Je suis plutôt fier d’avoir été élevé dans les années 1950 : sans baby phone, sans ceinture, ni harnais, ni gilet de rien, sans airbag, sans casque intégral agréé, sans dorsale, protège-tibia et protège-coude, sans bouchons de sécurité, sans bloque-porte, fenêtre et tiroir, sans protège-coins et arêtes, sans anti-pince doigt, sans cache-prise, sans vidéosurveillance, sans alarme aux portes et fenêtres, sans portable, sans GSM, sans Internet, mais avec de vrais amis, sans psychopédagogue, mais avec une vraie maman, sans conseils nutritionnistes, mangeant de tout sans devenir obèse, sans eaux minérales et buvant celle du robinet, mon berceau et mes jouets nappés de peinture au plomb, sans coupable désigné pour tout ce qui pouvait m’arriver dans la cours de récré, en classe, au réfectoire, au dortoir, sur le chemin de l’école ou des vacances, sans aucun code-barres ou autre code, sinon celui de bonne conduite, sur un chemin des écoliers non piégé, sans experts en prudence et pour une vie meilleure…

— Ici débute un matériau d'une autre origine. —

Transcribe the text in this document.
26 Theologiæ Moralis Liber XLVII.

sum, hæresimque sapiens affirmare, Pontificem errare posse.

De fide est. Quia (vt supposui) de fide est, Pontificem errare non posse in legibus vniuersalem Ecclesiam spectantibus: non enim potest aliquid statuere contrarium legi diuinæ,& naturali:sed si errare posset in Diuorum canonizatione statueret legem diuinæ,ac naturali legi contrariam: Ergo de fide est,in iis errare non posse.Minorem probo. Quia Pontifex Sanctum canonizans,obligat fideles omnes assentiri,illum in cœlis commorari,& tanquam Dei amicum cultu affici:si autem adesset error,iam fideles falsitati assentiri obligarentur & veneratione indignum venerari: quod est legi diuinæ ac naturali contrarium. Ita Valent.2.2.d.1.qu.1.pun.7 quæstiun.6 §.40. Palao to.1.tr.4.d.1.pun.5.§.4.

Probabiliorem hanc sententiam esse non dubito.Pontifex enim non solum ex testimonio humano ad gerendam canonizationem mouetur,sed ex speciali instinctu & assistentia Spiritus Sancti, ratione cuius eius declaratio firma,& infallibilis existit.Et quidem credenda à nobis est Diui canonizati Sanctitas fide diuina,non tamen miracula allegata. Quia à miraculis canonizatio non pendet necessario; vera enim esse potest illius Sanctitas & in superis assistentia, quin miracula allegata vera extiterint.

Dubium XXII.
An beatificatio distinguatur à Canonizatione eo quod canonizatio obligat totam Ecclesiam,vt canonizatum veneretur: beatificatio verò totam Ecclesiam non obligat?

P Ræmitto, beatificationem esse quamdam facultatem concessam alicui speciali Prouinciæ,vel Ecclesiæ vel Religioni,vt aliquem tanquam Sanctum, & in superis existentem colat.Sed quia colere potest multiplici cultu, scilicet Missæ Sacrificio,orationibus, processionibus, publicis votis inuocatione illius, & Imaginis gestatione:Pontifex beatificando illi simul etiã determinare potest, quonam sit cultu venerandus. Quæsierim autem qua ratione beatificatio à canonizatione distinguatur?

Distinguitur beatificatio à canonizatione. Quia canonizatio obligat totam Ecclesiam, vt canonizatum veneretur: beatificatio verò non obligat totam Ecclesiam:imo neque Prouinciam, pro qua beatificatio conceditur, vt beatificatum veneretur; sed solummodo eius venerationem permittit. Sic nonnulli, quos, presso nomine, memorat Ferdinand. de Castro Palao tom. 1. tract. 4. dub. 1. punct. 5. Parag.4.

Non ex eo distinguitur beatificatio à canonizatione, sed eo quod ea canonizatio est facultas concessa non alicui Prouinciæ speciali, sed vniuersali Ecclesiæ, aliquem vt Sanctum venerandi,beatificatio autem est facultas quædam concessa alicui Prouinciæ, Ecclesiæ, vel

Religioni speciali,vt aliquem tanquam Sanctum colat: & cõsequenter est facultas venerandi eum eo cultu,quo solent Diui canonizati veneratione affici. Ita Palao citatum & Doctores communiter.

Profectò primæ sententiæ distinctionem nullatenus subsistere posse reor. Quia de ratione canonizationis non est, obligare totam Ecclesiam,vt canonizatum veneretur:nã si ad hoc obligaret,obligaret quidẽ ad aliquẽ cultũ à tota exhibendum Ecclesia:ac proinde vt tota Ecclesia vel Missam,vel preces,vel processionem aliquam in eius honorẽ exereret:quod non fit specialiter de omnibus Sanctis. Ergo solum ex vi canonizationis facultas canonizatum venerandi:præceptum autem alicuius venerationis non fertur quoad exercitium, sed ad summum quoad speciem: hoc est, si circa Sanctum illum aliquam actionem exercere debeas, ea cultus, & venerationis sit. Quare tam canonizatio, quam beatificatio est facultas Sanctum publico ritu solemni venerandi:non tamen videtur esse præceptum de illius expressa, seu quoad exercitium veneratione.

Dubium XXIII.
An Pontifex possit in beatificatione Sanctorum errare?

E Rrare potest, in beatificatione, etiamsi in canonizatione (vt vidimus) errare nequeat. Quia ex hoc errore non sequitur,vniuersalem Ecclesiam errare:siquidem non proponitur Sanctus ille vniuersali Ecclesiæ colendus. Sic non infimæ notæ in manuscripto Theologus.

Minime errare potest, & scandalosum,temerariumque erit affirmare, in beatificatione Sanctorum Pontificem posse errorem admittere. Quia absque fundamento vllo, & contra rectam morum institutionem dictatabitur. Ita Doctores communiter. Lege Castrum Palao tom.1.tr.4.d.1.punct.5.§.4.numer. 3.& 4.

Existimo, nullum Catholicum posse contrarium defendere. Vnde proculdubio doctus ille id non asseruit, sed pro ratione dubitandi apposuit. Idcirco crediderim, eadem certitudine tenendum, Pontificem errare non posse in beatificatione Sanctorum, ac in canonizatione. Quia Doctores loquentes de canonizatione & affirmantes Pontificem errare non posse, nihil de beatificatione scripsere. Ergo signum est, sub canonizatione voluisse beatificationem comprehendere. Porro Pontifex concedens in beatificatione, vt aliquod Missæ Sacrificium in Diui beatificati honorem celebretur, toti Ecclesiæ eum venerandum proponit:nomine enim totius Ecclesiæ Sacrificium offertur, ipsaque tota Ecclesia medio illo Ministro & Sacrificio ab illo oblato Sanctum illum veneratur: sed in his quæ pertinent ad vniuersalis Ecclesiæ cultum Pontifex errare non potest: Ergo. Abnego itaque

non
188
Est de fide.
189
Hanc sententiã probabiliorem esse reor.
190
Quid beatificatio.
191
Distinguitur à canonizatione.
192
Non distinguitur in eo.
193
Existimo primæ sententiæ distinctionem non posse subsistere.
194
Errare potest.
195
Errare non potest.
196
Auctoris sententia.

J’ai eu de la chance, quelle chance ! Je ne suis pas tombé de ma table à langer, je n’ai pas eu les roubignoles aplaties par mon pot de chambre, je ne me suis pas noyé dans mon bain, je ne suis pas mort d’asphyxie par obstruction ou confinement, je n’ai pas été étouffé ni dans mon couffin, ni par un de ces sacs plastique qui écrasent les prix et les enfants, aucune dragée ne s’est mise en travers de ma gorge, je n’ai pas été mordu par un chien policier (peut-être et seulement par le policier lui-même), je n’ai pas avalé un hyménoptère, les araignées, les scorpions et les vipères n’avaient rien contre moi, je n’ai pas dégringolé les escaliers, je n’ai pas goûté à la soude caustique, je n’ai ni été électrocuté, ni défenestré, ni brûlé par une queue de casserole, ni calciné par un incendie domestique ou forestier, ni même intoxiqué au monoxyde de carbone, je n’ai pas fini empalé sur la grille du jardin, ni même éborgné par une fléchette.
En ces temps de grande imprudence, quand les marchands de peurs n’avaient pas encore harnaché les bébés d’une panoplie Mad Max, le risque était partout ! On ne pensait pas à nous avec tant de prévention et de précautions, à dire qu’on ne nous aimait pas ou que l’inconscience parentale était grande. Déjà, on accouchait sans douleurs pour la mère, mais avec violence pour l’enfant. Je n’ai pourtant pas succombé à ces années « dégueulasses » !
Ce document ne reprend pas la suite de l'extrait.